The report, commissioned by The Lettings Industry Council (TLIC), predicts that without investment into the already stretched court system, a ban will create a reduction in overall supply, higher rents and a huge leap in possession hearings.

TLIC was set up in 2015 by Theresa Wallace, Head of Compliance for Savills’ lettings division, and Kate Faulkner of Propertychecklists, to bring together representatives from all the industry’s bodies and schemes.

The organisation wants to understand the impact and risks of abolishing Section 21 evictions, which it says include tougher tenant screening and even greater exclusion of benefits claimants, lower income families and those in insecure employment.

Banning Section 21 will also lead to a 20% reduction in overall supply, 600,000 tenants facing rent increase, 770,000 few homes available to benefits claimants and 60,000 additional possession hearings.


Currently, S21 offers mandatory possession, limited scope for judicial challenges, is quick and simple and relatively low cost.
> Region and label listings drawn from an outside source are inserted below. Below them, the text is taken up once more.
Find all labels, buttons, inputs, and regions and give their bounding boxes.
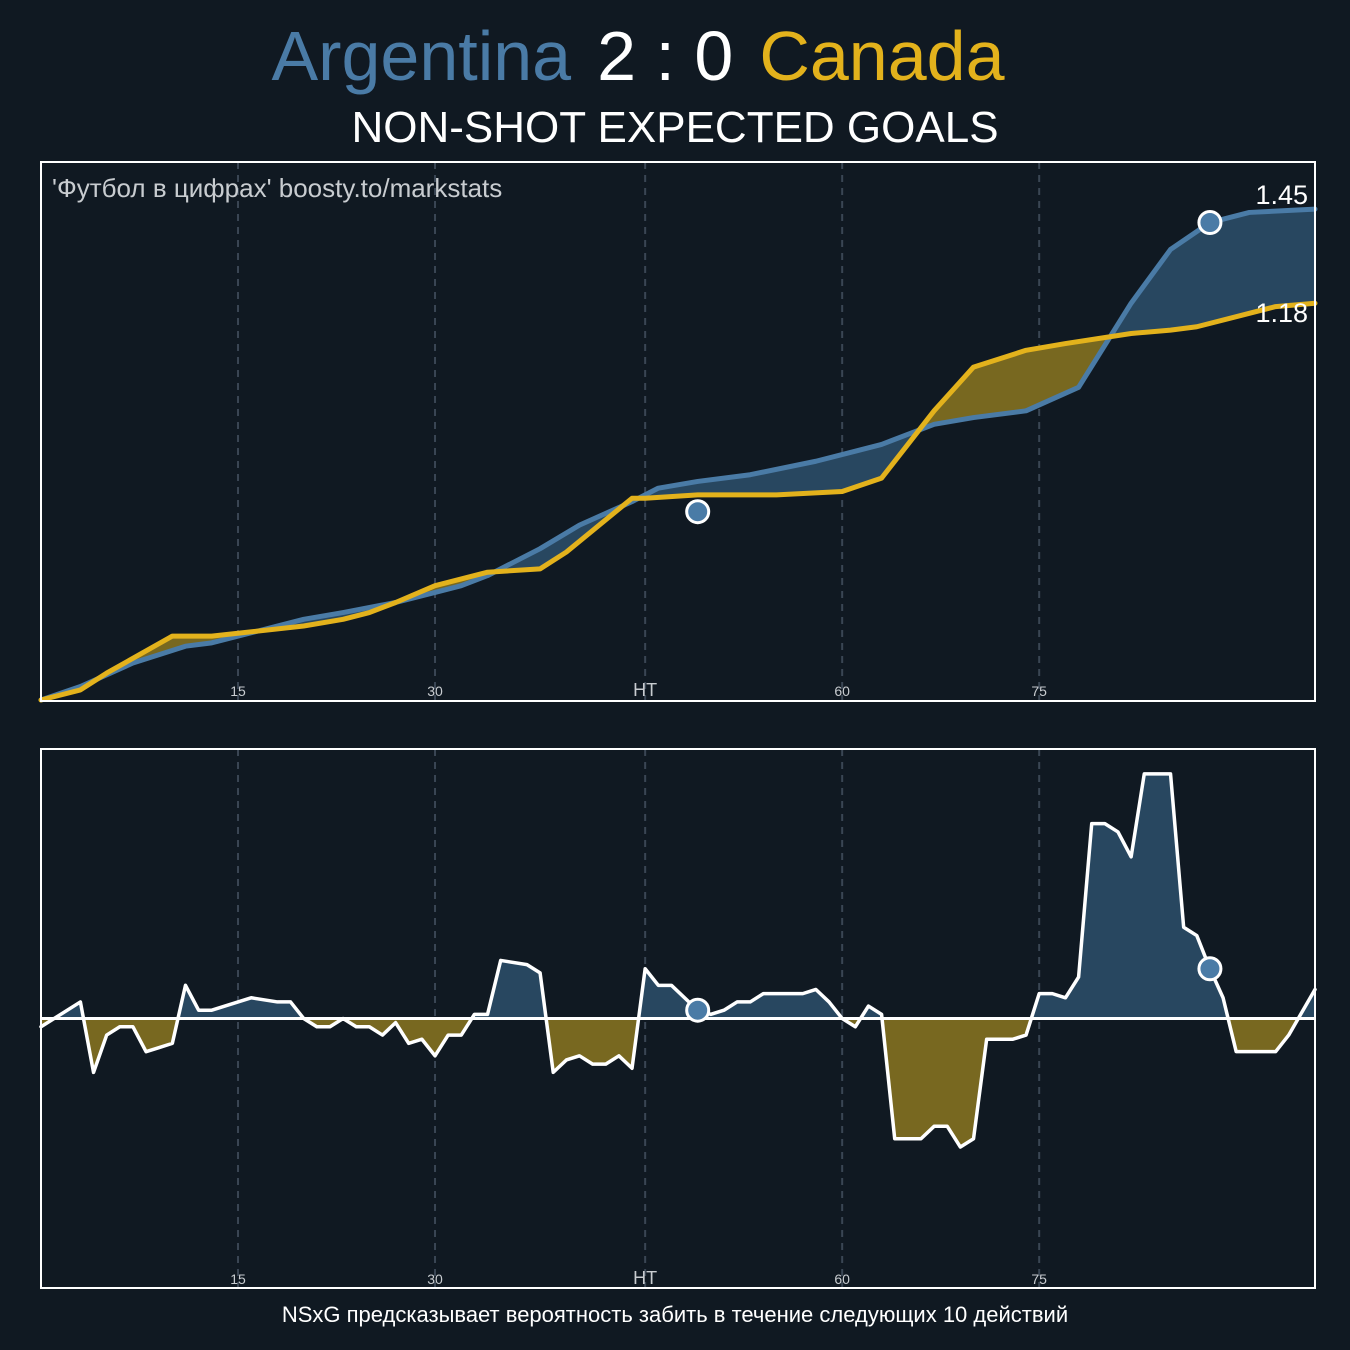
x-tick-label: 75 [1031, 683, 1047, 699]
argentina-positive-area [638, 968, 843, 1019]
argentina-line [38, 206, 1318, 703]
x-tick-label: 60 [834, 1271, 850, 1287]
series-lines [38, 206, 1318, 703]
goal-marker [685, 499, 711, 525]
score: 2 : 0 [597, 17, 733, 95]
goal-markers [685, 956, 1223, 1023]
x-tick-label: 15 [230, 1271, 246, 1287]
goal-marker [1197, 956, 1223, 982]
canada-negative-area [882, 1018, 1032, 1148]
x-tick-label: 15 [230, 683, 246, 699]
canada-end-label: 1.18 [1255, 298, 1308, 328]
watermark: 'Футбол в цифрах' boosty.to/markstats [52, 173, 502, 203]
canada-negative-area [83, 1018, 178, 1073]
x-tick-labels: 15 30 HT 60 75 [230, 680, 1047, 700]
away-team-name: Canada [759, 17, 1004, 95]
x-tick-label: 60 [834, 683, 850, 699]
x-tick-label: HT [633, 1268, 657, 1288]
chart-subtitle: NON-SHOT EXPECTED GOALS [351, 103, 998, 152]
x-tick-label: HT [633, 680, 657, 700]
bottom-panel-frame [40, 748, 1316, 1289]
grid-lines [237, 162, 1041, 700]
canada-lead-area [97, 631, 258, 679]
canada-line [38, 300, 1318, 703]
argentina-positive-area [1031, 773, 1229, 1019]
argentina-lead-area [638, 430, 920, 499]
difference-panel: 15 30 HT 60 75 [39, 748, 1317, 1289]
canada-negative-area [343, 1018, 472, 1056]
cumulative-panel: 15 30 HT 60 75 'Футбол в цифрах' boosty.to/m… [38, 161, 1318, 703]
x-tick-label: 30 [427, 683, 443, 699]
footer-note: NSxG предсказывает вероятность забить в … [282, 1302, 1068, 1327]
goal-marker [685, 997, 711, 1023]
match-title: Argentina 2 : 0 Canada [271, 17, 1004, 95]
home-team-name: Argentina [271, 17, 571, 95]
difference-areas [41, 209, 1315, 700]
goal-markers [685, 210, 1223, 525]
x-tick-labels: 15 30 HT 60 75 [230, 1268, 1047, 1288]
argentina-end-label: 1.45 [1255, 180, 1308, 210]
goal-marker [1197, 210, 1223, 236]
canada-lead-area [919, 336, 1111, 431]
argentina-lead-area [1110, 209, 1315, 337]
difference-areas [41, 773, 1315, 1148]
top-panel-frame [40, 161, 1316, 702]
x-tick-label: 30 [427, 1271, 443, 1287]
argentina-positive-area [860, 1006, 883, 1019]
x-tick-label: 75 [1031, 1271, 1047, 1287]
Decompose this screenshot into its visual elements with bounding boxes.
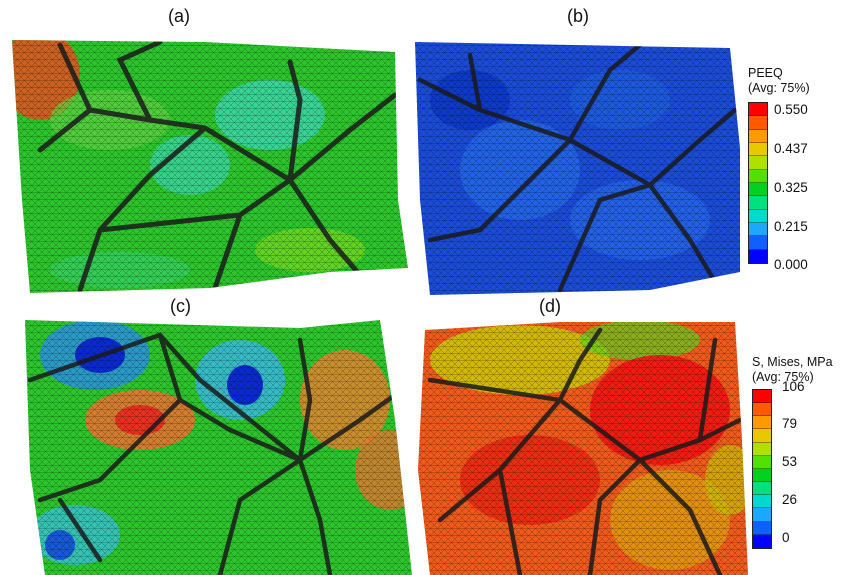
- color-bar-segment: [749, 142, 767, 157]
- color-bar-segment: [749, 209, 767, 223]
- mises-legend-subtitle: (Avg: 75%): [752, 370, 814, 384]
- peeq-color-bar: [748, 102, 768, 264]
- color-bar-segment: [753, 482, 771, 496]
- color-bar-segment: [749, 129, 767, 143]
- peeq-tick-label: 0.000: [774, 257, 808, 272]
- color-bar-segment: [753, 534, 771, 548]
- color-bar-segment: [753, 468, 771, 483]
- color-bar-segment: [753, 508, 771, 522]
- color-bar-segment: [753, 416, 771, 430]
- color-bar-segment: [749, 222, 767, 237]
- color-bar-segment: [753, 455, 771, 469]
- color-bar-segment: [753, 429, 771, 443]
- color-bar-segment: [749, 169, 767, 183]
- mises-tick-label: 106: [782, 379, 805, 394]
- color-bar-segment: [753, 403, 771, 417]
- panel-label-c: (c): [170, 296, 191, 316]
- color-bar-segment: [753, 521, 771, 535]
- peeq-tick-label: 0.215: [774, 219, 808, 234]
- peeq-tick-label: 0.437: [774, 141, 808, 156]
- color-bar-segment: [749, 116, 767, 130]
- mises-tick-label: 26: [782, 492, 798, 507]
- color-bar-segment: [753, 495, 771, 509]
- mises-legend-title: S, Mises, MPa: [752, 355, 833, 369]
- panel-label-b: (b): [567, 6, 589, 26]
- panel-a-contour: [12, 40, 408, 293]
- panel-c-contour: [25, 320, 412, 575]
- color-bar-segment: [749, 182, 767, 197]
- panel-label-a: (a): [168, 6, 190, 26]
- color-bar-segment: [749, 236, 767, 250]
- peeq-tick-label: 0.550: [774, 102, 808, 117]
- peeq-legend-subtitle: (Avg: 75%): [748, 81, 810, 95]
- mises-color-bar: [752, 389, 772, 549]
- color-bar-segment: [749, 156, 767, 170]
- color-bar-segment: [753, 442, 771, 456]
- color-bar-segment: [749, 196, 767, 210]
- mises-tick-label: 0: [782, 530, 790, 545]
- panel-b-contour: [415, 42, 740, 295]
- mises-tick-label: 79: [782, 416, 798, 431]
- color-bar-segment: [749, 103, 767, 117]
- peeq-legend: PEEQ (Avg: 75%) 0.550 0.437 0.325 0.215 …: [748, 66, 843, 276]
- color-bar-segment: [753, 390, 771, 404]
- mises-tick-label: 53: [782, 454, 798, 469]
- color-bar-segment: [749, 249, 767, 263]
- panel-label-d: (d): [539, 296, 561, 316]
- panel-d-contour: [418, 322, 748, 575]
- peeq-legend-title: PEEQ: [748, 66, 783, 80]
- mises-legend: S, Mises, MPa (Avg: 75%) 106 79 53 26 0: [752, 355, 846, 570]
- peeq-tick-label: 0.325: [774, 180, 808, 195]
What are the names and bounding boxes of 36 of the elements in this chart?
And TLIC supports improving conditions including health and safety in the PRS for tenants but says you cannot make such drastic changes to Section 21 without forward planning to deal with the inevitable impacts, and also makes recommendations to balance these impacts.

The concern is that the Government will do the bare minimum and this report shows that would create chaos across the sector. If the government is determined to forge ahead with their plans, TLIC suggest a four-pronged approach (see below) to mitigate the downsides of the abolition of the Section 21.

1. Strengthen Section 8 grounds

This should include strengthening rent arrears and anti-social behaviour grounds, ‘sale of property’ grounds and introduce an accelerated process.

2. Mediation

Provide a mediation service fully resourced with experts to reduce the number of court cases.

3. Court reform

The judicial infrastructure will buckle if Section 21 is abolished and therefore a specialist court for evictions that can operate virtually and in person must be established.

4. Bailiff reform

Expand the bailiff system by either setting up a self-funding public bailiff service or make the use if High Court Enforcement Officers standard.

Read the report in full.


  1. The student and young professional shared HMO rental market needs fixed term tenancies and the vehicle of section 21 to accommodate this, plus give sufficient swift support to deal with antisocial behaviour and other matters if occurring in a HMO. Otherwise the other decent tenants would be continued to be affected and ultimately their safe enjoyment compromised by their antisocial housemate, leading to all sort of other issues.

    Fixed term tenancies and the great benefit they bring to all parties in shared HMO are too long to list here, but fundamentally provide good quality accommodation to young professionals at a competitive price point, allowing them to save and getting on the property ladder themselves.

    The government need look at the very different rental demographic, all across the UK and not as they have done with the tenant fee ban, role out “one size fits all” changes.

    The proposed changes will again have a detrimental effect on decent tenants in fairly managed shared HMO’s and completely go against the governments goal of providing good quality shared and safe rental accommodation as a fair price!

    Last years S21 consultation completely ignored the HMO shared rental sub market and the Ministry of Housing actually advised that it was more targeted at “single household rentals” and HMO shared rental Landlords would be best to use the “other” box to feed back their response.